Acórdão do Tribunal da Relação do Porto
Processo:
1743/06.0TBVRL.P1
Nº Convencional: JTRP000
Relator: MENDES COELHO
Descritores: EMBARGOS DE TERCEIRO
Nº do Documento: RP201105091743/06.0TBVRL.P1
Data do Acordão: 05/09/2011
Votação: UNANIMIDADE
Texto Integral: S
Privacidade: 1
Meio Processual: AGRAVO.
Decisão: PROVIDO.
Indicações Eventuais: 5ª SECÇÃO
Área Temática: .
Legislação Nacional: ARTº 119º CRP
Sumário: I - Nos autos de embargos de terceiro apensos à execução, são partes todos os interessados a que alude o art. 119° nº4 do Código do Registo Predial (e os mesmos, face ao pedido formulado na petição inicial e face aos pedidos formulados na reconvenção, estão esboçados para a discussão e reconhecimento da propriedade do prédio e até para se saber se a aquisição da sua propriedade por parte dos embargantes soçobra ou não perante a execução em curso.
II - Os embargos de terceiro em curso são, assim, um adequado meio comum para resolver a questão conforme o artº 119° nº 4 do Código do Registo Predial pretende acautelar.
Reclamações:
Decisão Texto Integral: Processo nº1743/06.0TBVRL.P1 (agravo)
(4º Juízo do Tribunal Judicial de Vila Real)
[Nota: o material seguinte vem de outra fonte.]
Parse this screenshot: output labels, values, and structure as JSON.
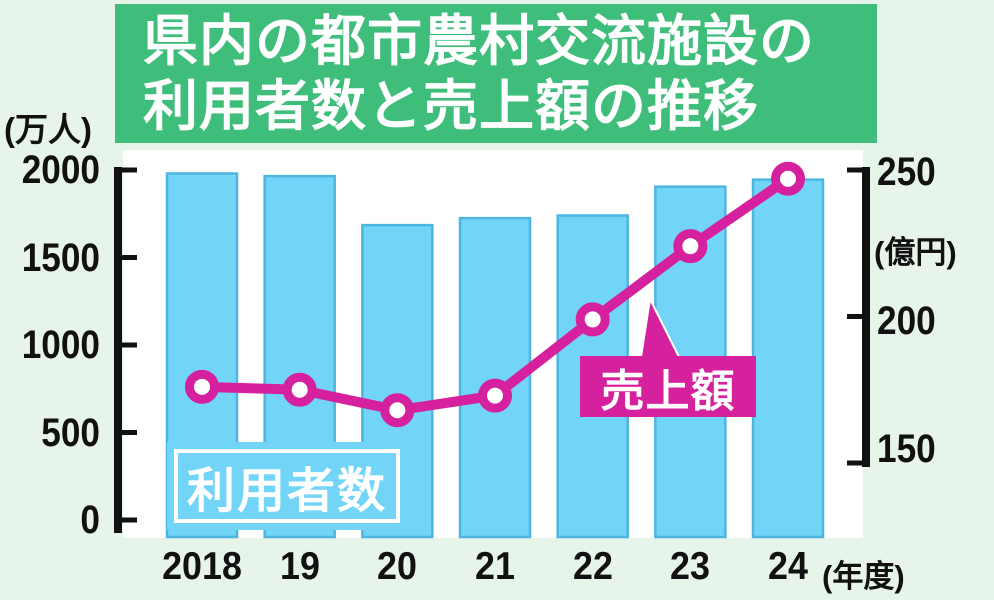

Relator: António M. Mendes Coelho
1º Adjunto: Ana Paula Carvalho
2º Adjunto: Pinto Ferreira

Acordam no Tribunal da Relação do Porto:

I – Relatório

Nestes autos de execução comum em que é exequente “B…, S.A.” e são executados “C…, Lda.”, D… e E…, veio o exequente a fls. 127 e 128, na sequência do despacho proferido a fls. 118 e 119 que remeteu os interessados para os meios comuns quanto ao apuramento da propriedade do bem imóvel penhorado, requerer que se considere desnecessária tal remessa para os meios comuns face aos termos dos articulados que já foram produzidos no apenso de embargos de terceiro juntos aos autos.
Por despacho proferido a fls. 140 foi indeferido tal requerimento, tendo-se para o efeito ali expressamente considerado que “os embargos de terceiro, previstos no disposto no art. 351º do Código de Processo Civil, não são o meio próprio das partes discutirem as questões em litígio, ou seja, não é a acção própria para dirimir tal questão”.
De tal despacho veio o exequente interpor o presente recurso, tendo na sequência da sua motivação apresentado as seguintes conclusões, que ora se transcrevem:

“A - A Impugnação pauliana deduzida por excepção, em sede de contestação de Embargos de Terceiro, é meio idóneo para tornar ineficaz relativamente ao Embargado, aqui Agravante, a transmissão operada a favor dos Embargantes, aqui Agravados, e que constitui o próprio fundamento dos Embargos;
B - A declaração dos Embargantes, nos termos do art. 119º do CR Predial, mediante a qual os Embargantes afirmam que são titulares dos bens penhorados, não tem como consequência a improcedência da impugnação pauliana que visa precisamente tomar ineficaz tal titularidade, relativamente ao Embargado e na medida do seu crédito;
C - O fim visado com os Embargos de Terceiro, cederá face à procedência da impugnação pauliana deduzida, pelo que nem tal fim se encontra cumprido, como se pretende no despacho recorrido, nem o MM.º Juiz a quo se pronunciou sobre o que estava obrigado, ou seja sobre o mérito da impugnação pauliana em curso;
D - A decisão recorrida, para além de violar os princípios enformadores do processo, nomeadamente o da economia processual, e a jurisprudência hoje uniforme no STJ de que é exemplo o acórdão do STJ de 29-02-2000 disponível in www.dgsi.pt, Proc. n.º 99A1026, n.ºConvencional JSTJ00040321 em que é Relator o Conselheiro Ribeiro Coelho, viola a lei, maxime o que dispõem os arts.610° a 618º do C. Civ. 351º e seg. e 668º n.º 1 do CPC.”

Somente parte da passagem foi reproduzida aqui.